Ugghhh I gotta get and bow


----------



## Hopin4aboat (Jul 5, 2009)

I didn't see squat but had to fend off a ticked off squirl with an arrow out of my quiver he was MAD I was in his tree. When I walked back out my footprints from the morning had turned into a deer interstate for about 100 yards. Figures I walked a mile and a half when all I really had to do was walk a few yards. Well I'll be back at it tomorrow good luck to everyone else!


----------



## espo16 (Apr 21, 2008)

ended up seeing 12 total. 3 bucks , 9 doe. 2 bucks sparring. 5 turkey roosted 40 yds out.. only 1 presented a shot 40 yards and dhe spooked. back at it in the AM.... stay tuned...


----------



## fishinmedic (Oct 18, 2007)

I let the two blade rage fly on a big doe about 5:15 this afternoon. She ran 30 yds and piled up. I think I will sleep in tomorrow for a long sit on Monday. Im over near Chipley.


----------



## jcoss15 (Oct 11, 2010)

I wiffed on a doe this afternoon in the river swamp...shot right over her back.
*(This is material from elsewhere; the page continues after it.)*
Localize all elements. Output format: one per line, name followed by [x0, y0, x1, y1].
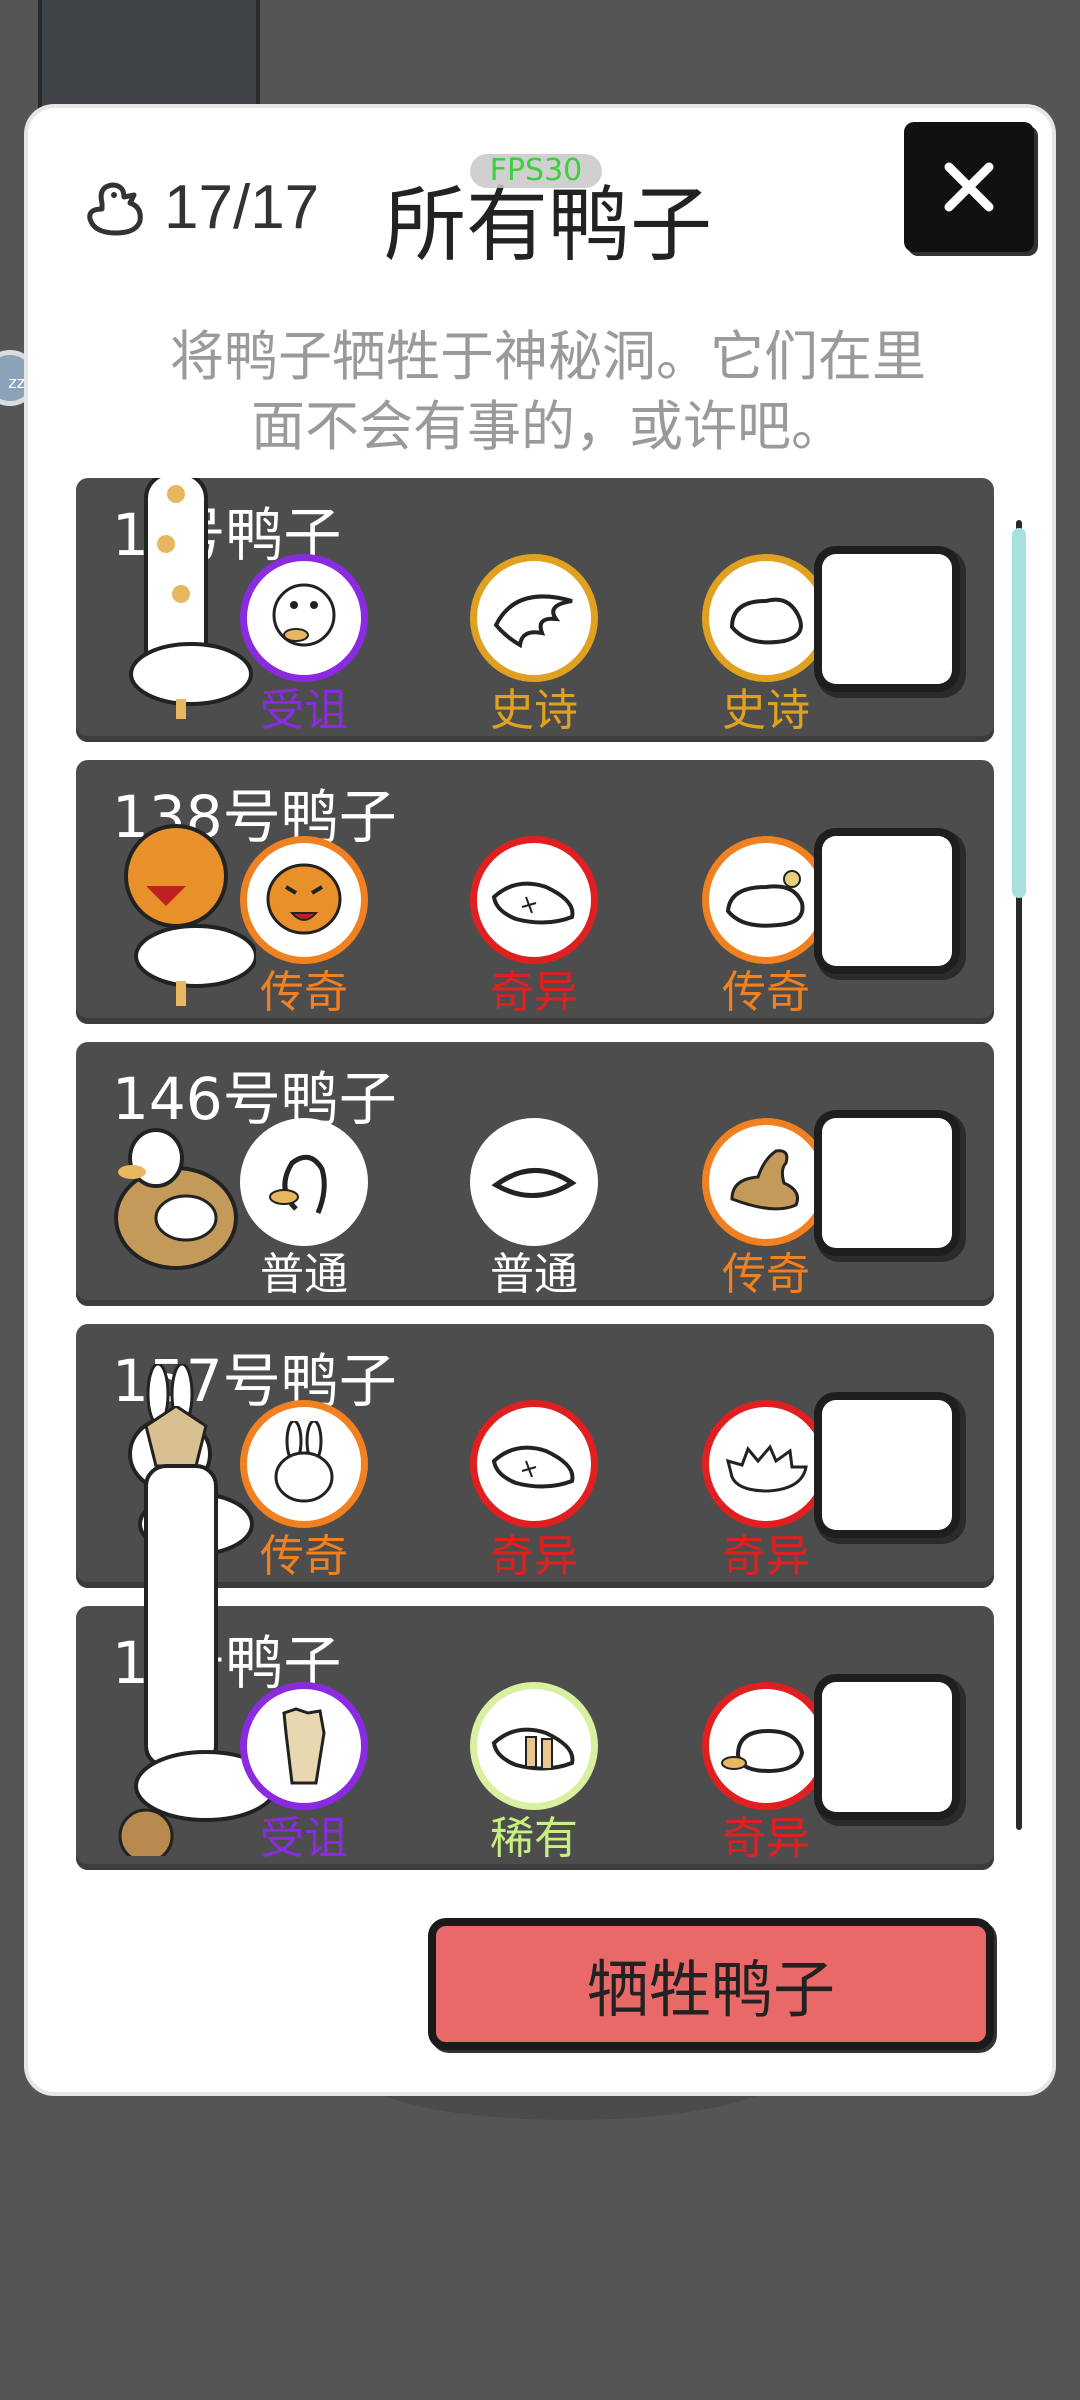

Going back in the morning. My buddy seen a 4pt, cowhorn and a doe... got busted by the doe trying to draw back.


----------



## beaudry7577 (Oct 25, 2011)

Got one! Nice little 6 pt for blackwater. Shot him about 5:30pm.at 7 yards! Funny thing is, he onlyr ran 5 yards! Gotta love those rages!!!


----------



## deersniper270 (Apr 29, 2009)

beaudry7577 said:


> Got one! Nice little 6 pt for blackwater. Shot him about 5:30pm.at 7 yards! Funny thing is, he onlyr ran 5 yards! Gotta love those rages!!!


Good job!


----------



## Fig Newton (Oct 4, 2010)

beaudry7577 said:


> Got one! Nice little 6 pt for blackwater. Shot him about 5:30pm.at 7 yards! Funny thing is, he onlyr ran 5 yards! Gotta love those rages!!!


Sweet!!! Congratulations. Thanks for sharing the pic.


----------



## TailRazor (Apr 25, 2011)

Very nice WMA buck, Congrats!


----------